A simple dashboard for NVIDIA GPU
- Python 2.7 or 3.6
- NVIDIA-sim
- A Firebase realtime database
- Linux-like OS
- Create a Firebase Realtime database
- Set the rules to
{
"rules": {
".read": true,
".write": true
}
}
- Go to Project overview click Add Firebase to your web app and copy following part.
var config = {
apiKey: "XXXXXXXXXXXXXXXXXXXXXXXXXXXX",
authDomain: "XXXXX.firebaseapp.com",
databaseURL: "https://XXXXXX.firebaseio.com",
projectId: "XXXXXXX",
storageBucket: "XXXXXXX.appspot.com",
messagingSenderId: "XXXXXXXXXXX"
};
- On the servers that have NVIDIA GPU(s) installed.
pip install GPUDashboard
GPUDashboard -n your_server_name -i 20 -u your_databaseURL > GPUDashboard.log
# your_server_name is the name you want to give your server e.g. MyFirstServer
# -i is the interval of GPU information updating
# your_databaseURL is the databaseURL obtained froom Firebase as shown above
Now, the server GPU information is post to the firebase. *If you have many servers, all of them can make use of the same database you created in Firebase. You only need to specify different names for "your_server_name" when you start the GPUDashboard in the command line on the different servers.
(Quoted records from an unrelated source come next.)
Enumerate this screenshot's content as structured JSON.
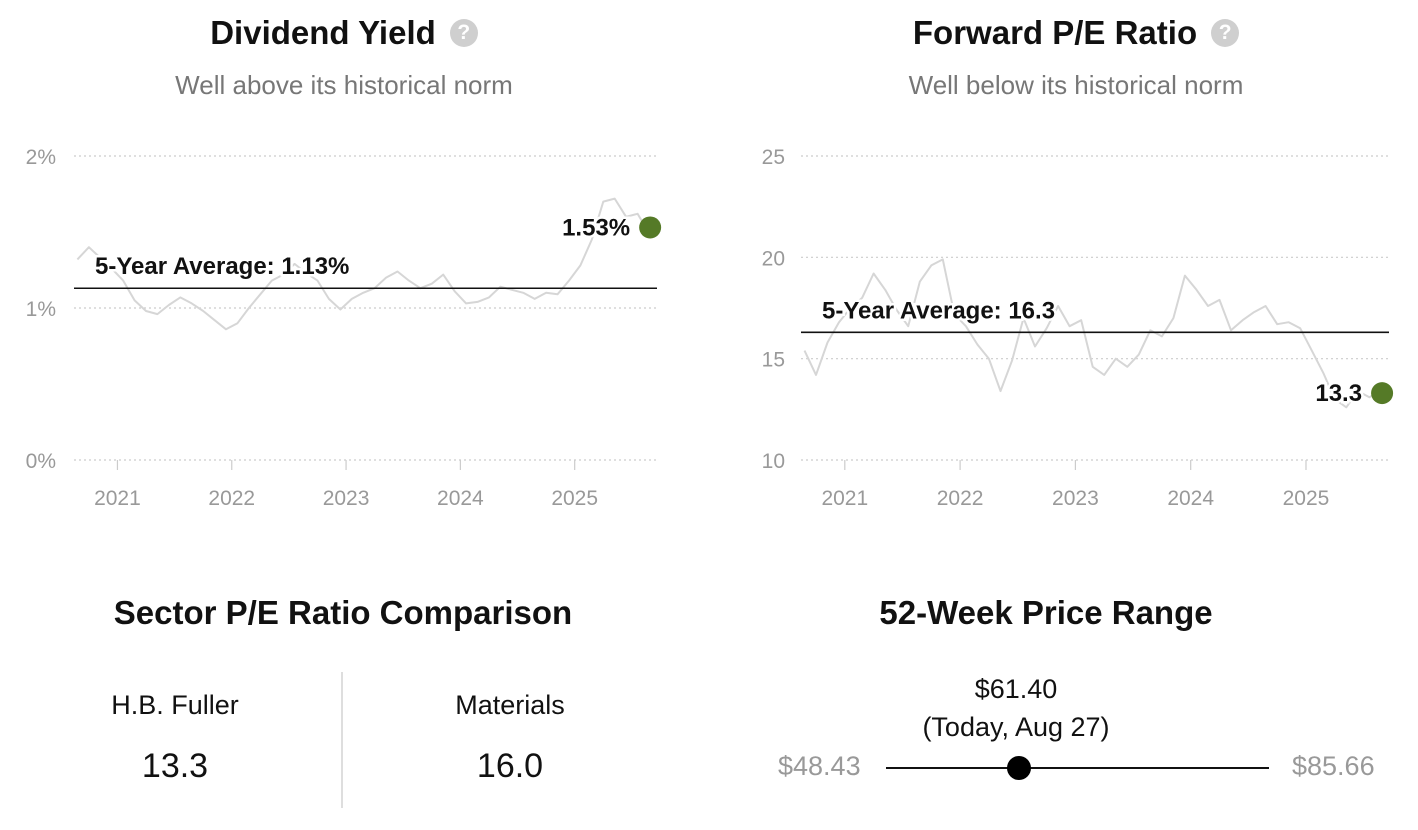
{
  "dividend": {
    "title": "Dividend Yield",
    "help_icon": "question-circle-icon",
    "subtitle": "Well above its historical norm"
  },
  "pe": {
    "title": "Forward P/E Ratio",
    "help_icon": "question-circle-icon",
    "subtitle": "Well below its historical norm"
  },
  "chart_data": [
    {
      "type": "line",
      "title": "Dividend Yield",
      "y_ticks": [
        "0%",
        "1%",
        "2%"
      ],
      "y_tick_values": [
        0,
        1,
        2
      ],
      "ylim": [
        0,
        2
      ],
      "x_ticks": [
        "2021",
        "2022",
        "2023",
        "2024",
        "2025"
      ],
      "x_tick_values": [
        2021,
        2022,
        2023,
        2024,
        2025
      ],
      "xlim": [
        2020.62,
        2025.72
      ],
      "grid": true,
      "series": [
        {
          "x": [
            2020.65,
            2020.75,
            2020.85,
            2020.95,
            2021.05,
            2021.15,
            2021.25,
            2021.35,
            2021.45,
            2021.55,
            2021.65,
            2021.75,
            2021.85,
            2021.95,
            2022.05,
            2022.15,
            2022.25,
            2022.35,
            2022.45,
            2022.55,
            2022.65,
            2022.75,
            2022.85,
            2022.95,
            2023.05,
            2023.15,
            2023.25,
            2023.35,
            2023.45,
            2023.55,
            2023.65,
            2023.75,
            2023.85,
            2023.95,
            2024.05,
            2024.15,
            2024.25,
            2024.35,
            2024.45,
            2024.55,
            2024.65,
            2024.75,
            2024.85,
            2024.95,
            2025.05,
            2025.15,
            2025.25,
            2025.35,
            2025.45,
            2025.55,
            2025.62
          ],
          "y": [
            1.32,
            1.4,
            1.33,
            1.26,
            1.18,
            1.05,
            0.98,
            0.96,
            1.02,
            1.07,
            1.03,
            0.98,
            0.92,
            0.86,
            0.9,
            1.0,
            1.09,
            1.18,
            1.22,
            1.29,
            1.23,
            1.18,
            1.06,
            0.99,
            1.06,
            1.1,
            1.13,
            1.2,
            1.24,
            1.18,
            1.13,
            1.16,
            1.22,
            1.11,
            1.03,
            1.04,
            1.07,
            1.14,
            1.12,
            1.1,
            1.06,
            1.1,
            1.09,
            1.18,
            1.28,
            1.45,
            1.7,
            1.72,
            1.6,
            1.62,
            1.53
          ]
        }
      ],
      "average_label": "5-Year Average: 1.13%",
      "average_value": 1.13,
      "current_label": "1.53%",
      "current_x": 2025.66,
      "current_value": 1.53,
      "colors": {
        "line": "#d6d6d6",
        "marker": "#557a27",
        "grid": "#cccccc"
      }
    },
    {
      "type": "line",
      "title": "Forward P/E Ratio",
      "y_ticks": [
        "10",
        "15",
        "20",
        "25"
      ],
      "y_tick_values": [
        10,
        15,
        20,
        25
      ],
      "ylim": [
        10,
        25
      ],
      "x_ticks": [
        "2021",
        "2022",
        "2023",
        "2024",
        "2025"
      ],
      "x_tick_values": [
        2021,
        2022,
        2023,
        2024,
        2025
      ],
      "xlim": [
        2020.62,
        2025.72
      ],
      "grid": true,
      "series": [
        {
          "x": [
            2020.65,
            2020.75,
            2020.85,
            2020.95,
            2021.05,
            2021.15,
            2021.25,
            2021.35,
            2021.45,
            2021.55,
            2021.65,
            2021.75,
            2021.85,
            2021.95,
            2022.05,
            2022.15,
            2022.25,
            2022.35,
            2022.45,
            2022.55,
            2022.65,
            2022.75,
            2022.85,
            2022.95,
            2023.05,
            2023.15,
            2023.25,
            2023.35,
            2023.45,
            2023.55,
            2023.65,
            2023.75,
            2023.85,
            2023.95,
            2024.05,
            2024.15,
            2024.25,
            2024.35,
            2024.45,
            2024.55,
            2024.65,
            2024.75,
            2024.85,
            2024.95,
            2025.05,
            2025.15,
            2025.25,
            2025.35,
            2025.45,
            2025.55,
            2025.62
          ],
          "y": [
            15.4,
            14.2,
            15.8,
            16.8,
            17.5,
            18.0,
            19.2,
            18.4,
            17.4,
            16.6,
            18.8,
            19.6,
            19.9,
            17.2,
            16.6,
            15.7,
            15.0,
            13.4,
            14.9,
            17.0,
            15.6,
            16.5,
            17.6,
            16.6,
            16.9,
            14.6,
            14.2,
            15.0,
            14.6,
            15.2,
            16.4,
            16.1,
            17.0,
            19.1,
            18.4,
            17.6,
            17.9,
            16.4,
            16.9,
            17.3,
            17.6,
            16.7,
            16.8,
            16.5,
            15.4,
            14.3,
            13.0,
            12.6,
            13.4,
            13.1,
            13.3
          ]
        }
      ],
      "average_label": "5-Year Average: 16.3",
      "average_value": 16.3,
      "current_label": "13.3",
      "current_x": 2025.66,
      "current_value": 13.3,
      "colors": {
        "line": "#d6d6d6",
        "marker": "#557a27",
        "grid": "#cccccc"
      }
    }
  ],
  "sector": {
    "title": "Sector P/E Ratio Comparison",
    "company_name": "H.B. Fuller",
    "company_value": "13.3",
    "sector_name": "Materials",
    "sector_value": "16.0"
  },
  "price_range": {
    "title": "52-Week Price Range",
    "low": "$48.43",
    "high": "$85.66",
    "current_price": "$61.40",
    "current_note": "(Today, Aug 27)",
    "low_value": 48.43,
    "high_value": 85.66,
    "current_value": 61.4
  }
}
- Download ViewStatus.html and open with text editor then replace the "config".
<html>
<header>
<script>
var config = {
apiKey: "XXXXXXXXXXXXXXXXXXXXXXXXXXXX",
authDomain: "XXXXX.firebaseapp.com",
databaseURL: "https://XXXXXX.firebaseio.com",
projectId: "XXXXXXX",
storageBucket: "XXXXXXX.appspot.com",
messagingSenderId: "XXXXXXXXXXX"
};
</script>
<link rel="stylesheet" href="https://fonts.googleapis.com/icon?family=Material+Icons"/>
- Open the "modified ViewStatus.html" with browser.